# Aerial + Sky Radio Channels?



## gadg (Feb 19, 2002)

Hi
I've always used TiVo's RF aerial input to record from the terrestrial channels (so as to free up the digibox) - but after reconfiguring this week to receive the Sky radio channels platform I can no longer do this. 

Am I right in assuming it's either Sky with aerial, or Sky with Sky radio - never all three?

Thanks
David


----------



## OzSat (Feb 15, 2001)

If is Sky Digital (tv) and another other single platform.


----------



## blindlemon (May 12, 2002)

Assuming the radio channels you record are also on Freeview, then you could get a Freeview box. 

That way you could record radio and all shared-platform TV from Freeview, leaving the Sky digibox free for channel-flipping. You'd only get mono radio though, and the Freeview box picture via RF would be worse than Sky (but still probably better than analogue)...


----------



## gadg (Feb 19, 2002)

Thanks, blindlemon.
Unfortunataly, we don't have Freeview reception here. I was hoping that I could still use TiVo's inbuilt analogue tuner as a third source, but I guess not.

David


----------



## blindlemon (May 12, 2002)

You say you don't have Freeview reception - is that according to the postcode checker, or have you actually tried it? 

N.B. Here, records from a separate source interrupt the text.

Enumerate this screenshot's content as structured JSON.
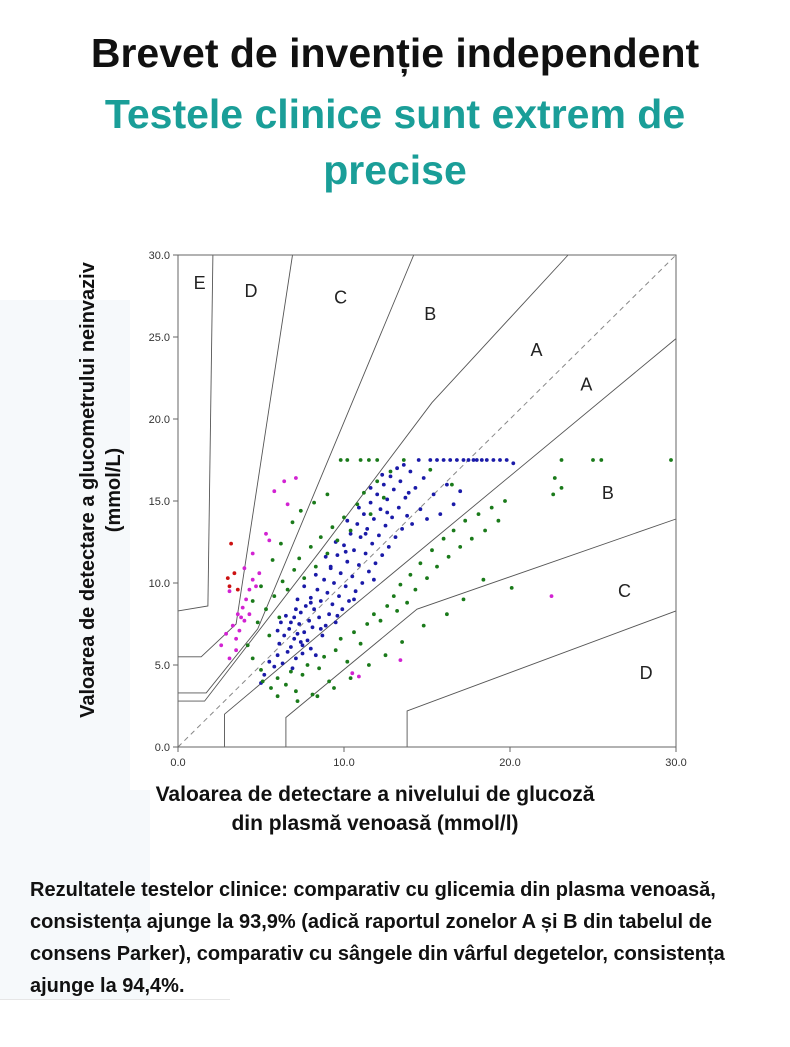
{
  "header": {
    "title": "Brevet de invenție independent",
    "subtitle": "Testele clinice sunt extrem de precise"
  },
  "footnote": "Rezultatele testelor clinice: comparativ cu glicemia din plasma venoasă, consistența ajunge la 93,9% (adică raportul zonelor A și B din tabelul de consens Parker), comparativ cu sângele din vârful degetelor, consistența ajunge la 94,4%.",
  "chart_data": {
    "type": "scatter",
    "title": "",
    "xlabel": "Valoarea de detectare a nivelului de glucoză din plasmă venoasă (mmol/l)",
    "ylabel": "Valoarea de detectare a glucometrului neinvaziv (mmol/L)",
    "xlim": [
      0,
      30
    ],
    "ylim": [
      0,
      30
    ],
    "x_ticks": [
      "0.0",
      "10.0",
      "20.0",
      "30.0"
    ],
    "y_ticks": [
      "0.0",
      "5.0",
      "10.0",
      "15.0",
      "20.0",
      "25.0",
      "30.0"
    ],
    "grid": false,
    "legend": "none",
    "identity_line": true,
    "zone_labels": [
      {
        "text": "E",
        "x": 1.3,
        "y": 28.3
      },
      {
        "text": "D",
        "x": 4.4,
        "y": 27.8
      },
      {
        "text": "C",
        "x": 9.8,
        "y": 27.4
      },
      {
        "text": "B",
        "x": 15.2,
        "y": 26.4
      },
      {
        "text": "A",
        "x": 21.6,
        "y": 24.2
      },
      {
        "text": "A",
        "x": 24.6,
        "y": 22.1
      },
      {
        "text": "B",
        "x": 25.9,
        "y": 15.5
      },
      {
        "text": "C",
        "x": 26.9,
        "y": 9.5
      },
      {
        "text": "D",
        "x": 28.2,
        "y": 4.5
      }
    ],
    "zone_boundaries": [
      [
        [
          0,
          8.3
        ],
        [
          1.8,
          8.6
        ],
        [
          2.1,
          30
        ]
      ],
      [
        [
          0,
          5.5
        ],
        [
          1.4,
          5.5
        ],
        [
          3.5,
          7.5
        ],
        [
          6.9,
          30
        ]
      ],
      [
        [
          0,
          3.3
        ],
        [
          1.7,
          3.3
        ],
        [
          4.8,
          7.2
        ],
        [
          14.2,
          30
        ]
      ],
      [
        [
          0,
          2.8
        ],
        [
          1.6,
          2.8
        ],
        [
          8.6,
          12.0
        ],
        [
          15.3,
          21.0
        ],
        [
          23.5,
          30
        ]
      ],
      [
        [
          0,
          0
        ],
        [
          30,
          30
        ]
      ],
      [
        [
          2.8,
          0
        ],
        [
          2.8,
          2.0
        ],
        [
          10.2,
          8.3
        ],
        [
          30,
          24.9
        ]
      ],
      [
        [
          6.5,
          0
        ],
        [
          6.5,
          1.8
        ],
        [
          14.4,
          8.4
        ],
        [
          30,
          13.9
        ]
      ],
      [
        [
          13.8,
          0
        ],
        [
          13.8,
          2.2
        ],
        [
          30,
          8.3
        ]
      ]
    ],
    "series": [
      {
        "color": "#1a1aa8",
        "points": [
          [
            5.0,
            3.9
          ],
          [
            5.2,
            4.4
          ],
          [
            5.5,
            5.2
          ],
          [
            5.8,
            4.9
          ],
          [
            6.0,
            5.6
          ],
          [
            6.1,
            6.3
          ],
          [
            6.3,
            5.1
          ],
          [
            6.4,
            6.8
          ],
          [
            6.6,
            5.8
          ],
          [
            6.7,
            7.2
          ],
          [
            6.8,
            6.1
          ],
          [
            6.9,
            4.8
          ],
          [
            7.0,
            6.6
          ],
          [
            7.0,
            7.9
          ],
          [
            7.1,
            5.4
          ],
          [
            7.2,
            6.9
          ],
          [
            7.3,
            7.5
          ],
          [
            7.4,
            8.2
          ],
          [
            7.5,
            6.2
          ],
          [
            7.5,
            5.7
          ],
          [
            7.6,
            7.0
          ],
          [
            7.7,
            8.6
          ],
          [
            7.8,
            6.5
          ],
          [
            7.9,
            7.7
          ],
          [
            8.0,
            9.1
          ],
          [
            8.0,
            6.0
          ],
          [
            8.1,
            7.3
          ],
          [
            8.2,
            8.4
          ],
          [
            8.3,
            5.6
          ],
          [
            8.4,
            9.6
          ],
          [
            8.5,
            7.9
          ],
          [
            8.6,
            8.9
          ],
          [
            8.7,
            6.8
          ],
          [
            8.8,
            10.2
          ],
          [
            8.9,
            7.4
          ],
          [
            9.0,
            9.4
          ],
          [
            9.1,
            8.1
          ],
          [
            9.2,
            11.0
          ],
          [
            9.3,
            8.7
          ],
          [
            9.4,
            10.0
          ],
          [
            9.5,
            7.6
          ],
          [
            9.6,
            11.7
          ],
          [
            9.7,
            9.2
          ],
          [
            9.8,
            10.6
          ],
          [
            9.9,
            8.4
          ],
          [
            10.0,
            12.3
          ],
          [
            10.1,
            9.8
          ],
          [
            10.2,
            11.3
          ],
          [
            10.3,
            8.9
          ],
          [
            10.4,
            13.0
          ],
          [
            10.5,
            10.4
          ],
          [
            10.6,
            12.0
          ],
          [
            10.7,
            9.5
          ],
          [
            10.8,
            13.6
          ],
          [
            10.9,
            11.1
          ],
          [
            11.0,
            12.8
          ],
          [
            11.1,
            10.0
          ],
          [
            11.2,
            14.2
          ],
          [
            11.3,
            11.8
          ],
          [
            11.4,
            13.3
          ],
          [
            11.5,
            10.7
          ],
          [
            11.6,
            14.9
          ],
          [
            11.7,
            12.4
          ],
          [
            11.8,
            13.9
          ],
          [
            11.9,
            11.2
          ],
          [
            12.0,
            15.4
          ],
          [
            12.1,
            12.9
          ],
          [
            12.2,
            14.5
          ],
          [
            12.3,
            11.7
          ],
          [
            12.4,
            16.0
          ],
          [
            12.5,
            13.5
          ],
          [
            12.6,
            15.1
          ],
          [
            12.7,
            12.2
          ],
          [
            12.8,
            16.5
          ],
          [
            12.9,
            14.0
          ],
          [
            13.0,
            15.7
          ],
          [
            13.1,
            12.8
          ],
          [
            13.2,
            17.0
          ],
          [
            13.3,
            14.6
          ],
          [
            13.4,
            16.2
          ],
          [
            13.5,
            13.3
          ],
          [
            13.6,
            17.2
          ],
          [
            13.7,
            15.2
          ],
          [
            13.8,
            14.1
          ],
          [
            14.0,
            16.8
          ],
          [
            14.1,
            13.6
          ],
          [
            14.3,
            15.8
          ],
          [
            14.5,
            17.5
          ],
          [
            14.6,
            14.5
          ],
          [
            14.8,
            16.4
          ],
          [
            15.0,
            13.9
          ],
          [
            15.2,
            17.5
          ],
          [
            15.4,
            15.4
          ],
          [
            15.6,
            17.5
          ],
          [
            15.8,
            14.2
          ],
          [
            16.0,
            17.5
          ],
          [
            16.2,
            16.0
          ],
          [
            16.4,
            17.5
          ],
          [
            16.6,
            14.8
          ],
          [
            16.8,
            17.5
          ],
          [
            17.0,
            15.6
          ],
          [
            17.2,
            17.5
          ],
          [
            17.5,
            17.5
          ],
          [
            17.8,
            17.5
          ],
          [
            18.0,
            17.5
          ],
          [
            18.3,
            17.5
          ],
          [
            18.6,
            17.5
          ],
          [
            19.0,
            17.5
          ],
          [
            19.4,
            17.5
          ],
          [
            19.8,
            17.5
          ],
          [
            20.2,
            17.3
          ],
          [
            6.2,
            7.6
          ],
          [
            6.5,
            8.0
          ],
          [
            7.2,
            9.0
          ],
          [
            7.6,
            9.8
          ],
          [
            8.3,
            10.5
          ],
          [
            8.9,
            11.6
          ],
          [
            9.5,
            12.5
          ],
          [
            10.2,
            13.8
          ],
          [
            10.9,
            14.6
          ],
          [
            11.6,
            15.8
          ],
          [
            12.3,
            16.6
          ],
          [
            7.1,
            8.4
          ],
          [
            8.0,
            8.8
          ],
          [
            9.2,
            10.9
          ],
          [
            10.1,
            11.9
          ],
          [
            11.3,
            13.0
          ],
          [
            12.6,
            14.3
          ],
          [
            13.9,
            15.5
          ],
          [
            6.0,
            7.1
          ],
          [
            6.8,
            7.6
          ],
          [
            7.4,
            6.4
          ],
          [
            8.6,
            7.2
          ],
          [
            9.6,
            8.0
          ],
          [
            10.6,
            9.0
          ],
          [
            11.8,
            10.2
          ]
        ]
      },
      {
        "color": "#1a7a1a",
        "points": [
          [
            4.2,
            6.2
          ],
          [
            4.5,
            5.4
          ],
          [
            4.8,
            7.6
          ],
          [
            5.0,
            4.7
          ],
          [
            5.3,
            8.4
          ],
          [
            5.5,
            6.8
          ],
          [
            5.6,
            3.6
          ],
          [
            5.8,
            9.2
          ],
          [
            6.0,
            4.2
          ],
          [
            6.1,
            7.9
          ],
          [
            6.3,
            10.1
          ],
          [
            6.5,
            3.8
          ],
          [
            6.6,
            9.6
          ],
          [
            6.8,
            4.6
          ],
          [
            7.0,
            10.8
          ],
          [
            7.1,
            3.4
          ],
          [
            7.3,
            11.5
          ],
          [
            7.5,
            4.4
          ],
          [
            7.6,
            10.3
          ],
          [
            7.8,
            5.0
          ],
          [
            8.0,
            12.2
          ],
          [
            8.1,
            3.2
          ],
          [
            8.3,
            11.0
          ],
          [
            8.5,
            4.8
          ],
          [
            8.6,
            12.8
          ],
          [
            8.8,
            5.5
          ],
          [
            9.0,
            11.8
          ],
          [
            9.1,
            4.0
          ],
          [
            9.3,
            13.4
          ],
          [
            9.5,
            5.9
          ],
          [
            9.6,
            12.6
          ],
          [
            9.8,
            6.6
          ],
          [
            10.0,
            14.0
          ],
          [
            10.2,
            5.2
          ],
          [
            10.4,
            13.2
          ],
          [
            10.6,
            7.0
          ],
          [
            10.8,
            14.8
          ],
          [
            11.0,
            6.3
          ],
          [
            11.2,
            15.5
          ],
          [
            11.4,
            7.5
          ],
          [
            11.6,
            14.2
          ],
          [
            11.8,
            8.1
          ],
          [
            12.0,
            16.2
          ],
          [
            12.2,
            7.7
          ],
          [
            12.4,
            15.2
          ],
          [
            12.6,
            8.6
          ],
          [
            12.8,
            16.8
          ],
          [
            13.0,
            9.2
          ],
          [
            13.2,
            8.3
          ],
          [
            13.4,
            9.9
          ],
          [
            13.6,
            17.5
          ],
          [
            13.8,
            8.8
          ],
          [
            14.0,
            10.5
          ],
          [
            14.3,
            9.6
          ],
          [
            14.6,
            11.2
          ],
          [
            15.0,
            10.3
          ],
          [
            15.3,
            12.0
          ],
          [
            15.6,
            11.0
          ],
          [
            16.0,
            12.7
          ],
          [
            16.3,
            11.6
          ],
          [
            16.6,
            13.2
          ],
          [
            17.0,
            12.2
          ],
          [
            17.3,
            13.8
          ],
          [
            17.7,
            12.7
          ],
          [
            18.1,
            14.2
          ],
          [
            18.5,
            13.2
          ],
          [
            18.9,
            14.6
          ],
          [
            19.3,
            13.8
          ],
          [
            19.7,
            15.0
          ],
          [
            20.1,
            9.7
          ],
          [
            23.1,
            17.5
          ],
          [
            23.1,
            15.8
          ],
          [
            25.0,
            17.5
          ],
          [
            25.5,
            17.5
          ],
          [
            29.7,
            17.5
          ],
          [
            22.6,
            15.4
          ],
          [
            22.7,
            16.4
          ],
          [
            9.8,
            17.5
          ],
          [
            10.2,
            17.5
          ],
          [
            11.0,
            17.5
          ],
          [
            11.5,
            17.5
          ],
          [
            12.0,
            17.5
          ],
          [
            15.2,
            16.9
          ],
          [
            16.5,
            16.0
          ],
          [
            4.5,
            8.9
          ],
          [
            5.0,
            9.8
          ],
          [
            5.7,
            11.4
          ],
          [
            6.2,
            12.4
          ],
          [
            6.9,
            13.7
          ],
          [
            7.4,
            14.4
          ],
          [
            8.2,
            14.9
          ],
          [
            9.0,
            15.4
          ],
          [
            5.1,
            4.0
          ],
          [
            6.0,
            3.1
          ],
          [
            7.2,
            2.8
          ],
          [
            8.4,
            3.1
          ],
          [
            9.4,
            3.6
          ],
          [
            10.4,
            4.2
          ],
          [
            11.5,
            5.0
          ],
          [
            12.5,
            5.6
          ],
          [
            13.5,
            6.4
          ],
          [
            14.8,
            7.4
          ],
          [
            16.2,
            8.1
          ],
          [
            17.2,
            9.0
          ],
          [
            18.4,
            10.2
          ]
        ]
      },
      {
        "color": "#d222d2",
        "points": [
          [
            2.6,
            6.2
          ],
          [
            2.9,
            6.9
          ],
          [
            3.1,
            5.4
          ],
          [
            3.3,
            7.4
          ],
          [
            3.5,
            6.6
          ],
          [
            3.6,
            8.1
          ],
          [
            3.7,
            7.1
          ],
          [
            3.9,
            8.5
          ],
          [
            4.0,
            7.7
          ],
          [
            4.1,
            9.0
          ],
          [
            4.3,
            9.6
          ],
          [
            4.5,
            10.2
          ],
          [
            4.7,
            9.8
          ],
          [
            4.9,
            10.6
          ],
          [
            5.3,
            13.0
          ],
          [
            5.5,
            12.6
          ],
          [
            5.8,
            15.6
          ],
          [
            6.4,
            16.2
          ],
          [
            6.6,
            14.8
          ],
          [
            7.1,
            16.4
          ],
          [
            4.0,
            10.9
          ],
          [
            4.5,
            11.8
          ],
          [
            3.1,
            9.5
          ],
          [
            10.5,
            4.5
          ],
          [
            10.9,
            4.3
          ],
          [
            13.4,
            5.3
          ],
          [
            22.5,
            9.2
          ],
          [
            3.8,
            7.9
          ],
          [
            4.3,
            8.1
          ],
          [
            3.5,
            5.9
          ]
        ]
      },
      {
        "color": "#cc1111",
        "points": [
          [
            3.0,
            10.3
          ],
          [
            3.1,
            9.8
          ],
          [
            3.2,
            12.4
          ],
          [
            3.4,
            10.6
          ],
          [
            3.6,
            9.6
          ]
        ]
      }
    ]
  }
}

The checker is very conservative in its estimate of who can or can't get freeview - and I've known of a case near me where it said that one postcode could get Freeview but the adjoining postcode (just a few yards down the street) couldn't! Needless to say, when my friend in the "no Freeview" postcode tried it, it worked just fine. 

You can get an STB for around £35 from many places, including supermarkets - and if you buy from somewhere like Sainsburys they will give you a refund with no questions asked if you take it back within a reasonable period.


----------



## gadg (Feb 19, 2002)

No, we definitely can't get it. All our aerials look at the Whardefale transmitter, which won't carry Freeview until the analogue switch-off. It applies to the whole district. 
Same happened when C4 launched in '82 - it was two years before we saw it.


----------